La deliziosa Hong Ying, per qualche strana ragione, è riuscita in Cina a farsi pubblicare intonsi dalla censura romanzi in cui spesso gli amanti si infilano tra le lenzuola, e qualche vocabolo antisistema passa: il “tocco leggero delle sue mani”, la “foga”, “l’eccitazione” di lei. La censura in materia sessuale segue vie tortuose, di recente la raccolta di racconti di un giovane autore è stata bocciata perchè narrava la crescita di un ragazzo, da bambino a uomo, attraverso le sue prove sessuali: l’attrazione per la professoressa e  la sua sensazione di esserne incoraggiato, il ricatto sessaule della ragazzina più grande di lui, l’imperizia dei primi tentativi con la fidanzatina. Viene da pensare che la censura sappia distinguere, con arguzia, tra il vero e il romanzo d’appendice (oggi, quando è al femminile, lo si definisce chiklit): e al chicklit gliela da buona, perchè essendo parodia della realtà, non può avere effetti indesiderati sulla realtà dei lettori: non disturba loro, e non disturba il potere rigidamente costituito, che come sempre ha bisogno di morali sessuali irrigidite.

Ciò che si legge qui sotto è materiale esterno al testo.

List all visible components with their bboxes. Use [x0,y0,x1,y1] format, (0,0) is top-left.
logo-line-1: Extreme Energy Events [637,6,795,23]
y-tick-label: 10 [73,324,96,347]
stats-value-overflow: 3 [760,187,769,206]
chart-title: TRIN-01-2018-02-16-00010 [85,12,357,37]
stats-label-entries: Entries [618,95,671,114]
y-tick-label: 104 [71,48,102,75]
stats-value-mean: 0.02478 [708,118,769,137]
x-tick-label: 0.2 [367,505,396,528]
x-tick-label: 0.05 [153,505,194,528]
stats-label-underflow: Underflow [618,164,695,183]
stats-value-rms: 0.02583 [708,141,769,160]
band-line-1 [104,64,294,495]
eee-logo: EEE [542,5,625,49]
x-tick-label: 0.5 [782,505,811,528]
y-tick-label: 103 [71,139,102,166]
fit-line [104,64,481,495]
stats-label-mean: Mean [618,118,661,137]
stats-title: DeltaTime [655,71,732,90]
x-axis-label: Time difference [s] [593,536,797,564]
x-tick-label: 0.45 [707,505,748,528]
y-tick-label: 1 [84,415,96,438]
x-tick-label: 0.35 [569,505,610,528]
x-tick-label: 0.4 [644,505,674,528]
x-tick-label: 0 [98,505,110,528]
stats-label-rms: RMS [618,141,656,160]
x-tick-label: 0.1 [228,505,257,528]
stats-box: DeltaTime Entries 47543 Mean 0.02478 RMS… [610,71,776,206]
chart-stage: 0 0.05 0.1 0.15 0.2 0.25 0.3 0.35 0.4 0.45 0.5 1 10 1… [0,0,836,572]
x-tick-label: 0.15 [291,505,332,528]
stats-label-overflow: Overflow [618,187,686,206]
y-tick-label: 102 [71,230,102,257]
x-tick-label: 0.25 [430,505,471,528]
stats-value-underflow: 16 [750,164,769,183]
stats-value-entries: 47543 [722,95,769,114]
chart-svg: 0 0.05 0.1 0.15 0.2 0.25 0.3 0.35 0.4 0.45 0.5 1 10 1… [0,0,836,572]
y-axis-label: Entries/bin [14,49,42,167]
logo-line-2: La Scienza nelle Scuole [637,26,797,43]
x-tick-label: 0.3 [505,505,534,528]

Comunque Hong Ying non sembra affatto impresssionata quando le cito due miei possibili nuovi acquisti, da pubblicare in Italia: Yan Lianke e A Yi. Ricorda con perfidia la timidezza assoluta di A Yi, la sua incapacità di spiccicar parola ai cocktail. Del mio Han Han fa spallucce.  Dice: devi incontrare Di An, un giorno, intervistarla. E le sorride, e la ragazza arrossisce. E’ la nuova generazione. Me lo fa promettere.

Eppure mi piace Hong Ying. Cinquantenne fresca, superato questo primo impatto su un tetto forse troppo newyorkese, mi inviterà davvero a cena da lei, mi presenterà davvero altri autori. Capisco la capacità di condurre un’esistenza serena e quindi aperta a chi le sta intorno, e me lo confermeranno: sì, lei è una che mette in collegamento le persone. Sposata a un britannico, non ha preoccupazioni economiche, scrive quel che le pare, e il fatto che quel che pare a lei coincida con quel che l’industria editoriale adora fa comodo. Ne colgo anche una fragilità: nomino una nota dama di corte della società letteraria – femminile – pechinese, e ho l’impressione di sentirle un tonfo nel cuore, una ferita: la malizia, il gossip, funzionano nei due sensi. So che suo marito è più anziano, so che viaggia spesso, e allora mi immagino che con l’empatia che quando vuole Hong Ying sa mettere in gioco, poi lei di materiale per i suoi romanzi ne raccolga parecchio. Non di sola fantasia insomma.

Speriamo non sappia leggere l’italiano e questo commento. Spero di frequentarla, passata l’imsopportabile estate Pechinese che lei trascorre in collina, nelle Marche. E’ simpatica, piacevole, quel tipo di persona che sa che la sincerità nelle relazioni con gli umani passa attraverso qualche bugia. Mi resta un dubbio: l’ha imparato in Europa (l’ha copiato?) o è farina di sacco cinese?

A Venezia, dopo una cena, io e mia moglie uscimmo dal ristorante passeggiando mano nella mano. Zhu Wen e Hong Ying ci seguivano e, secondo il cinicone Zhu Wen, lei era autenticamente felice di vederci mano nella mano: si compiva il suo romanzo.